Backing up the AT Security Brokers
Security in a VCS One cluster is provided by the Symantec Product Authentication Services (AT).  AT is comprised of a hierarchy of brokers that deploy a PKI-like architecture to encrypt communication and perform client and user authentication.

There are two types of brokers in a VCS One Cluster: the Root Broker and the Authentication Broker.

Root Broker (RB)
Each cluster will have one Root Broker (RB).  The RB instantiates the AT security domain and is configured on the first node in the PM cluster. 

If the system hosting the RB fails the RB is lost.  If this happens there is no impact to the running VCS One Cluster, however you will not be able to perform maintenance on the PM cluster (i.e. add/replace a node to the PM cluster) until the RB has been recovered.  As such it’s important to have regular backups of the RB.

Authentication Broker (AB)
Each node in the PM cluster is configured as an Authentication Broker (AB) (note that one node in the PM cluster will host both an RB and AB while the other nodes will host an AB only).  ABs register with the RB and are delegated authority for issuing certificates and performing authentication in the VCS One cluster. 

It is important to perform regular backups of the ABs to protect against server failures in the PM cluster.

Performing AT Broker Backups
Broker’s require files located on both local disk and shared storage.  For this reason a two step backup approach is recommended: 

1.    Run local backups on each node in the PM cluster to protect the local files.

2.    Run a separate backup on the node actively running the PM to protect the shared files.

Local backups
On each node in the PM cluster you need to run a local backup to capture the local broker configuration.  This is done using the following command:

# /opt/VRTSat/bin/vssat showbackuplist

This command backs up the local broker(s) by creating a recovery point in a directory named /var/VRTSatSnapShot where the broker configuration files are copied. 

Notes:
•    AT brokers have hostname dependencies and you can only restore an AT backup to the same system from which it was backed up.  If you rebuild a system you should use the same hostname and IP for the replacement system.
•    Keep track of the system hosting the Root Broker as only that system’s backup will include the RB files.
•    Each successive backup overwrites the previous contents of the /var/VRTSatSnapShot directory, so you need to save a copy of this directory before running the next backup.  

Shared storage backups
Shared files reside on shared storage and can move between systems in the PM cluster.  To ensure that you always have a readily accessible backup of the shared files VCS One provides the following command:

# /opt/VRTSvcsone/bin/haadmin –backup –vss .

This command is a wrapper around the “vssat showbackuplist” command but provides an advantage as it always runs on the PM node that has access to the shared storage. 

Notes:
•    This command automatically creates a tarball of the /var/VRTSatSnapShot directory and puts it in the local directory in which the command was executed.
•    This command can only be executed on the system actively hosting the PM.
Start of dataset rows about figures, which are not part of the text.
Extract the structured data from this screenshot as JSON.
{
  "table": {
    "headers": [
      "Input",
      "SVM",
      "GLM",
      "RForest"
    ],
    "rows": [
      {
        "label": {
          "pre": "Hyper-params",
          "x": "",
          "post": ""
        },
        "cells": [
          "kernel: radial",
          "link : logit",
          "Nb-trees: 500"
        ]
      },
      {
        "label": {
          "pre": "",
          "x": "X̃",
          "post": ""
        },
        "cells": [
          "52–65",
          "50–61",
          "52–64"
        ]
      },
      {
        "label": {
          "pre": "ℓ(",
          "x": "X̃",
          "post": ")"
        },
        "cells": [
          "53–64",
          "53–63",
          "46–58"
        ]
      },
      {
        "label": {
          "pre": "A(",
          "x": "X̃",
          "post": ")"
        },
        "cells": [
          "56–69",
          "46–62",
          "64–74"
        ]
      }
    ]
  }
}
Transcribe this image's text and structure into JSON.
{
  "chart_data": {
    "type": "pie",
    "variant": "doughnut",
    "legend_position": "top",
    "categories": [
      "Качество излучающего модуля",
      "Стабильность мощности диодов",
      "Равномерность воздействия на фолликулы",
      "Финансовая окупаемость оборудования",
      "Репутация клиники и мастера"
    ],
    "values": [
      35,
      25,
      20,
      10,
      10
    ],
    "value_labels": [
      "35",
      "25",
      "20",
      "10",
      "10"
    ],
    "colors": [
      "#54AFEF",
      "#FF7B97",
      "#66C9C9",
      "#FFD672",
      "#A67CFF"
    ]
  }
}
Summary of the AT Backup Steps
A two-step backup strategy is recommended to protect the AT brokers in your VCS One cluster:

1.    Implement custom shell scripts on each node in the PM cluster to invoke the ‘/opt/VRTSat/bin/vssat showbackuplist’ command and create a tarball of the /var/VRTSatSnapShot directory.  The tarball name should include the server name, date, and time of the backup.  Schedule the shell script to run once every 24 hours.  This backup script ensures that the local configuration files for the RB and all ABs are backed up each day.
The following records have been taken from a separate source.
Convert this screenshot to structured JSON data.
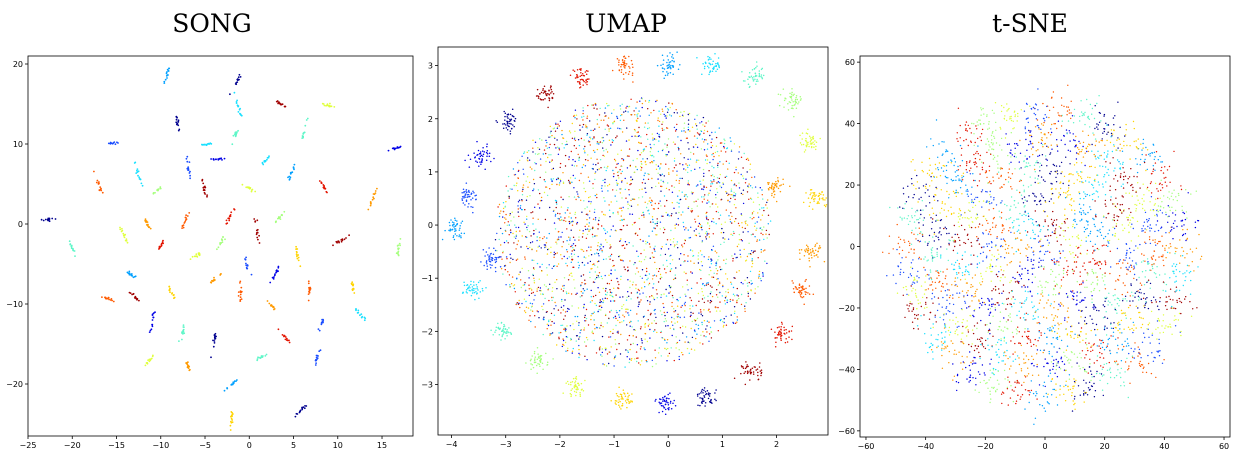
{
  "chart_data": [
    {
      "type": "scatter",
      "title": "SONG",
      "xlim": [
        -25,
        18.5
      ],
      "ylim": [
        -26.5,
        21
      ],
      "xticks": [
        -25,
        -20,
        -15,
        -10,
        -5,
        0,
        5,
        10,
        15
      ],
      "yticks": [
        -20,
        -10,
        0,
        10,
        20
      ],
      "grid": false,
      "legend": "none",
      "point_style": "tight-clusters",
      "clusters": [
        [
          -22.5,
          0.6
        ],
        [
          -20,
          -3
        ],
        [
          -17,
          4.8
        ],
        [
          -15.2,
          10.1
        ],
        [
          -14.2,
          -1.3
        ],
        [
          -13,
          -9
        ],
        [
          -12.5,
          6.2
        ],
        [
          -11.5,
          0
        ],
        [
          -11,
          -12.5
        ],
        [
          -10.4,
          4.2
        ],
        [
          -10,
          -2.7
        ],
        [
          -9.3,
          18.6
        ],
        [
          -8.8,
          -8.6
        ],
        [
          -8.1,
          12.6
        ],
        [
          -7.5,
          -13.4
        ],
        [
          -7.2,
          0.5
        ],
        [
          -6.8,
          6.5
        ],
        [
          -6,
          -4
        ],
        [
          -5.1,
          4.4
        ],
        [
          -4.6,
          10
        ],
        [
          -4,
          -7
        ],
        [
          -3.5,
          8.1
        ],
        [
          -3.1,
          -2.1
        ],
        [
          -2.1,
          1.1
        ],
        [
          -1.8,
          -19.9
        ],
        [
          -2,
          -24.5
        ],
        [
          -1.3,
          18
        ],
        [
          -1.6,
          11
        ],
        [
          -1,
          -8.5
        ],
        [
          -0.3,
          -5
        ],
        [
          0,
          4.5
        ],
        [
          0.9,
          -0.8
        ],
        [
          1.9,
          8
        ],
        [
          2.6,
          -10.3
        ],
        [
          3.1,
          -5.9
        ],
        [
          3.4,
          0.8
        ],
        [
          4.1,
          -14.2
        ],
        [
          4.8,
          6.5
        ],
        [
          5.4,
          -3.7
        ],
        [
          5.8,
          -23.3
        ],
        [
          6.1,
          11.2
        ],
        [
          6.8,
          -8.2
        ],
        [
          8.1,
          -12.6
        ],
        [
          8.9,
          14.8
        ],
        [
          10.3,
          -2.1
        ],
        [
          12.5,
          -11.3
        ],
        [
          13.8,
          2.8
        ],
        [
          16.4,
          9.4
        ],
        [
          16.9,
          -3.2
        ],
        [
          8.4,
          4.7
        ],
        [
          -13.4,
          -6.3
        ],
        [
          11.7,
          -7.8
        ],
        [
          -4,
          -14.7
        ],
        [
          1.4,
          -16.6
        ],
        [
          -16,
          -9.3
        ],
        [
          7.6,
          -17.1
        ],
        [
          -11.3,
          -17.1
        ],
        [
          3.7,
          14.9
        ],
        [
          -1.2,
          14.5
        ],
        [
          -6.9,
          -17.9
        ]
      ]
    },
    {
      "type": "scatter",
      "title": "UMAP",
      "xlim": [
        -4.25,
        2.95
      ],
      "ylim": [
        -3.95,
        3.35
      ],
      "xticks": [
        -4,
        -3,
        -2,
        -1,
        0,
        1,
        2
      ],
      "yticks": [
        -3,
        -2,
        -1,
        0,
        1,
        2,
        3
      ],
      "grid": false,
      "legend": "none",
      "point_style": "diffuse-with-ring-clusters",
      "clusters": [
        [
          0,
          3
        ],
        [
          -0.8,
          3
        ],
        [
          0.8,
          3
        ],
        [
          -1.6,
          2.75
        ],
        [
          1.6,
          2.8
        ],
        [
          -2.25,
          2.45
        ],
        [
          2.3,
          2.35
        ],
        [
          -2.95,
          1.95
        ],
        [
          2.6,
          1.55
        ],
        [
          -3.45,
          1.3
        ],
        [
          2.75,
          0.5
        ],
        [
          -3.7,
          0.55
        ],
        [
          2.65,
          -0.5
        ],
        [
          -3.95,
          -0.05
        ],
        [
          2.45,
          -1.2
        ],
        [
          -3.6,
          -1.2
        ],
        [
          2.1,
          -2.05
        ],
        [
          -3.05,
          -2
        ],
        [
          1.55,
          -2.75
        ],
        [
          -2.4,
          -2.55
        ],
        [
          0.7,
          -3.25
        ],
        [
          -1.7,
          -3.05
        ],
        [
          -0.05,
          -3.35
        ],
        [
          -0.85,
          -3.3
        ],
        [
          -3.25,
          -0.65
        ],
        [
          1.95,
          0.7
        ]
      ]
    },
    {
      "type": "scatter",
      "title": "t-SNE",
      "xlim": [
        -62,
        62
      ],
      "ylim": [
        -62,
        62
      ],
      "xticks": [
        -60,
        -40,
        -20,
        0,
        20,
        40,
        60
      ],
      "yticks": [
        -60,
        -40,
        -20,
        0,
        20,
        40,
        60
      ],
      "grid": false,
      "legend": "none",
      "point_style": "dense-disk-of-clusters",
      "clusters": []
    }
  ],
  "palette": [
    "#00008f",
    "#0000e6",
    "#1a4dff",
    "#00a0ff",
    "#19e0ff",
    "#5ff6c8",
    "#a6ff7e",
    "#e0ff3e",
    "#ffd400",
    "#ff9a00",
    "#ff5a00",
    "#e31400",
    "#a00000"
  ]
}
2.    Implement a second shell script that calls the ‘/opt/VRTSvcsone/bin/haadmin –backup –vss .’ command.  Run this script on each node in the PM cluster once each day.  The shell script should check if the PM is active on the local node and if so perform the backup.  If the PM is not active the script should take no action.  This backup will ensure that the shared files (ClusterPDR) are backed up.